Second, you can also manually trigger error conditions by pushing to uptime kuma with an error message, exactly the same as if you used cron email notifications.
If the uptime kuma endpoint is pinged with s higher frequency than the timeout you configured it to, then no alerts are fired.
1. Scripts should always return an error (>0) when things did not go as planned and 0 when they did. Always.
2. Scripts should always notify you when they return >0. Either in their own way or via emails sent by Cron.
3. Use chronic ( from Debian moreutils package) to ensure that cron jobs only email output when they ended in error. That way you don't need to worry about things sent to STDOUT spamming you.
4. Create wrapper scripts for jobs that need extra functionality: notification, logging, or sanity checks.E.g., for rolling daily backups, something like
ls -l *.backup | mail -s "backup done" me@foo.dk, someoneelse@bar.dk
even for successful cron jobs. That way you can check file sizes, timestamps, etc.
That way I will notice if something is not working, even if emails are also not working, the server is down etc. It requires of course that you actually read those emails. But at least if people have accepted to check them, they cannot complain.
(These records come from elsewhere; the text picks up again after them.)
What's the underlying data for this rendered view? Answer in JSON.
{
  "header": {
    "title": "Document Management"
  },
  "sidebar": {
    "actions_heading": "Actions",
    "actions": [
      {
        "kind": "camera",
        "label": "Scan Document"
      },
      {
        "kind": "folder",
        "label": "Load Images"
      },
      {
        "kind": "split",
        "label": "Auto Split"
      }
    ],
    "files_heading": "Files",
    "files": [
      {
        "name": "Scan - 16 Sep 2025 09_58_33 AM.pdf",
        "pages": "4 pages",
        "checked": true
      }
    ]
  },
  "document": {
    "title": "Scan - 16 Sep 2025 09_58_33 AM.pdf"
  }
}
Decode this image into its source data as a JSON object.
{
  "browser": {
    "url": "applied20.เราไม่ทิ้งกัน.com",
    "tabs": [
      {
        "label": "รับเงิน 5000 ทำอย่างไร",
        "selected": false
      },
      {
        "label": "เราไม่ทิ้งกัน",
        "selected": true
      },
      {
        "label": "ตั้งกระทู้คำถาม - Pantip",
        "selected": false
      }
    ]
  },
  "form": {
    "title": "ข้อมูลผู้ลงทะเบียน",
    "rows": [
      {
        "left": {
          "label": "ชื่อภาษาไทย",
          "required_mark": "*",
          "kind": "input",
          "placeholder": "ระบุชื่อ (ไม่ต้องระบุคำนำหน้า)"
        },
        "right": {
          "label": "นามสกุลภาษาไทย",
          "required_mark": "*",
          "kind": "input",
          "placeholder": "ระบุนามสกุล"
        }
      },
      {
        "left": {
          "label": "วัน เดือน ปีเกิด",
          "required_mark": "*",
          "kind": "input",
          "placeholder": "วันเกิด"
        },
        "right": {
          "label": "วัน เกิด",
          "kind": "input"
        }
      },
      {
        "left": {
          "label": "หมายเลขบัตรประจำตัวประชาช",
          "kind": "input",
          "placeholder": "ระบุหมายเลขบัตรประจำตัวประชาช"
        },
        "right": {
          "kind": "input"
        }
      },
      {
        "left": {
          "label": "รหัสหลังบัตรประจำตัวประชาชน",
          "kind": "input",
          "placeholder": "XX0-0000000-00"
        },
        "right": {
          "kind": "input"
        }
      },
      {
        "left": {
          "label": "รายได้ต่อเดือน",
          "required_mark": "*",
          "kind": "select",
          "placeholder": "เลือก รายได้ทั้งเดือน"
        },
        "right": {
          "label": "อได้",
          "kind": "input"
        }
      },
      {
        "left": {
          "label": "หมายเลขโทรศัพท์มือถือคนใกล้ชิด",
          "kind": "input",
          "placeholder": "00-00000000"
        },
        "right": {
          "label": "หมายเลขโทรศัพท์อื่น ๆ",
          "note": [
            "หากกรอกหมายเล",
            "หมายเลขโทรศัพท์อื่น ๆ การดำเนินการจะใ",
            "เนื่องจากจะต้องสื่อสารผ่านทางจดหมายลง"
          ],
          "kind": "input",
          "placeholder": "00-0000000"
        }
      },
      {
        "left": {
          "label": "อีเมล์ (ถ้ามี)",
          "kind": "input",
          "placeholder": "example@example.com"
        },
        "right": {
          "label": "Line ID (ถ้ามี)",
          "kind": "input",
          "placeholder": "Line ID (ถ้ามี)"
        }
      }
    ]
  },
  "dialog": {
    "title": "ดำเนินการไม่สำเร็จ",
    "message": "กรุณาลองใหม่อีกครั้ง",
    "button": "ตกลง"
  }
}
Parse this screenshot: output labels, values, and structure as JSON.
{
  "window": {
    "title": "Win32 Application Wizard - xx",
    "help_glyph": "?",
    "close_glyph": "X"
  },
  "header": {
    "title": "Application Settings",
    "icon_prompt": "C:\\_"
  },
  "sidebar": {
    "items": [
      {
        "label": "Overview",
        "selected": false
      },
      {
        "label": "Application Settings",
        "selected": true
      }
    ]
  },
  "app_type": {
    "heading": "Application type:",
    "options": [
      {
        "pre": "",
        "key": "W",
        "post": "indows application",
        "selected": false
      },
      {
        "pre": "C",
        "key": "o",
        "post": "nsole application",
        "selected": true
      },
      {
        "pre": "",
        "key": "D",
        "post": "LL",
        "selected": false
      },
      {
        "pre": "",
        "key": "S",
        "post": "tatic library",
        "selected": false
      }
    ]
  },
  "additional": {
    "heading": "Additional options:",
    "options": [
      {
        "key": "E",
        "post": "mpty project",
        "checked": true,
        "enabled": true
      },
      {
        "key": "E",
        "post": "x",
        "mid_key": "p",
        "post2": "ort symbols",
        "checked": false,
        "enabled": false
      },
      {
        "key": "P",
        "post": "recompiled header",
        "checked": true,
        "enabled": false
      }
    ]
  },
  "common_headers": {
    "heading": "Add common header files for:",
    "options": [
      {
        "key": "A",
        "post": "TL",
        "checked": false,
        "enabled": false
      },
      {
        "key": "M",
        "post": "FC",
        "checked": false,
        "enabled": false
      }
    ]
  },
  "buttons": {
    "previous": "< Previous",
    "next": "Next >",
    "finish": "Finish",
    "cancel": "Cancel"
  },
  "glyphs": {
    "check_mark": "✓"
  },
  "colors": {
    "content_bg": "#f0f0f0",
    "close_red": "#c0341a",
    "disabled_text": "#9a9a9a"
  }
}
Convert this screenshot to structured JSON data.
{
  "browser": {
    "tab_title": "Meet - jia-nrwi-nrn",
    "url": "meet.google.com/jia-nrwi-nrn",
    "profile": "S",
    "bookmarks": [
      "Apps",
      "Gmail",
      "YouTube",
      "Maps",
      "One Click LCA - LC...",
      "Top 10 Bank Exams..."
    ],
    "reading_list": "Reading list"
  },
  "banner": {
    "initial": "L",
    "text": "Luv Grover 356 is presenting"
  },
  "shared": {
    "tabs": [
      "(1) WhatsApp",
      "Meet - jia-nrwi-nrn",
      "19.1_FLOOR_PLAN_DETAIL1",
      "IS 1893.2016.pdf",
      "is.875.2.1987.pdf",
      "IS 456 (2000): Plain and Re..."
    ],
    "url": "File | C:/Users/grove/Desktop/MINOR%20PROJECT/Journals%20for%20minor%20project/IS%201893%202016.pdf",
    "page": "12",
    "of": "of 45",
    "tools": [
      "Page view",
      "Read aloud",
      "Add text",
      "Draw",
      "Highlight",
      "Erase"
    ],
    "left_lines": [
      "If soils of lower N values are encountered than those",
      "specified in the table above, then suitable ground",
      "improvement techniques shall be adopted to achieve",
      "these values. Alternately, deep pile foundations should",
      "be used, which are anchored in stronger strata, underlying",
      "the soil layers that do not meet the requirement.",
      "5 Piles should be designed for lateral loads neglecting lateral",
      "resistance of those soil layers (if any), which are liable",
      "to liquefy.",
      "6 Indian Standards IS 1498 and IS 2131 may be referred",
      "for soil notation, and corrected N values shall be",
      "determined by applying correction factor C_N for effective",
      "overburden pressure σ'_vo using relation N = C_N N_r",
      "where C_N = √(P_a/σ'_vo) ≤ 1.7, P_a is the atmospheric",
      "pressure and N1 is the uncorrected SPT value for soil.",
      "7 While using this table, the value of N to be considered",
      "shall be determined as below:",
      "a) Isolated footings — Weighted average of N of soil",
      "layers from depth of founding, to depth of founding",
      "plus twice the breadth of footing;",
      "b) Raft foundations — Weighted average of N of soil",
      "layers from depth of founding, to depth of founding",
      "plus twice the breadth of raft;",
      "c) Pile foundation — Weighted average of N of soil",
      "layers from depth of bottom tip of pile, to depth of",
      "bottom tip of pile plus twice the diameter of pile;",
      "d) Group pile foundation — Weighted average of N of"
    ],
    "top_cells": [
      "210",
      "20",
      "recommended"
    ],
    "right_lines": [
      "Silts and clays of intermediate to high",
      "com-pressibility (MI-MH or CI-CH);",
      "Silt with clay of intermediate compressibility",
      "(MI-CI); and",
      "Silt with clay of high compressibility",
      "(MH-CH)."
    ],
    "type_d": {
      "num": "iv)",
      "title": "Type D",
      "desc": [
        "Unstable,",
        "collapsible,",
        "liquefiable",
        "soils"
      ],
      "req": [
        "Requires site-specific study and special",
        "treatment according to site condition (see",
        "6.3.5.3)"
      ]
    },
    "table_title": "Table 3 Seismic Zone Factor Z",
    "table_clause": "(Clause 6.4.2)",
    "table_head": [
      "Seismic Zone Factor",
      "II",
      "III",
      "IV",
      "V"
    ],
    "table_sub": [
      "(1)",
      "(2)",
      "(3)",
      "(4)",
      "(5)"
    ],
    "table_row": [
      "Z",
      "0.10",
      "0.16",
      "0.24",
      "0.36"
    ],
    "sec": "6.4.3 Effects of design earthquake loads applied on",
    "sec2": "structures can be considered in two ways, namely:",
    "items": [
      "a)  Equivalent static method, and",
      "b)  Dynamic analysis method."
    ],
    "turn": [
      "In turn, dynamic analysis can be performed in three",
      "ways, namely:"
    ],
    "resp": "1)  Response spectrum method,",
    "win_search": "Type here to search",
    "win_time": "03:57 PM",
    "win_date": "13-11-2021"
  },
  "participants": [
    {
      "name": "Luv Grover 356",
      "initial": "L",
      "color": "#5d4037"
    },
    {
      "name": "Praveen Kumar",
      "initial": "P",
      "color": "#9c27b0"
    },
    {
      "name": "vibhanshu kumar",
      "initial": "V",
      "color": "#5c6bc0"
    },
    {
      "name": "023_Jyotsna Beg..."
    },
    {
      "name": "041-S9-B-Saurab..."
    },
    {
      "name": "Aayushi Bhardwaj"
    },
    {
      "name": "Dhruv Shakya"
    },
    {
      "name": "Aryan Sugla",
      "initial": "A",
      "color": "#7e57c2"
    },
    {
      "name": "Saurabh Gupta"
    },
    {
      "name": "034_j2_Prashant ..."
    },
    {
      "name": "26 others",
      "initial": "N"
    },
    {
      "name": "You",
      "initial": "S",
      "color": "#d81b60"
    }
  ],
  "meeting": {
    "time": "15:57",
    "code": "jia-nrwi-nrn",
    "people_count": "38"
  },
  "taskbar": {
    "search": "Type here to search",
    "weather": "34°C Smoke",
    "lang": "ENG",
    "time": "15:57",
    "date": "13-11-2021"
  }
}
Well, they can of course, but then I can also blame them.
it is a natural progression to move on from cron and adopt an orchestrator tool (many options nowadays) when you need more insight into cron, or when you start finding yourself building custom features around it.
i would do some research into orchestators and see if there are any that meet your requirements. many have feature sets and integrations that’s solve some of the exact problems you’re describing
(as a data engineer my current favorite general purpose orchestrator is dagster. it’s lightweight yet flexible)
edit: as a basic example, in most orchestrators, there is a first class way to define data quality checks, if you have less data than expected, or erroneous data (based upon your expectations) you can define this as an automated check
you can then choose to fail the job, or set a number re-retries before failing , or send a notification to some destination of your choice( they have integrations with slack, and many other alerting tools)
i like dagster because it is geared for hooking into the data itself. you can use it to ‘run a job’ like a some function, but really it shines when you use its ‘data asset features’ that tracks the data itself over time, and provides a nice UI to view and compare data from each run over time. hook in alerting for anomalies and you’re good to go!
they have many more features depending on the tool , and some more or less complicated to set up.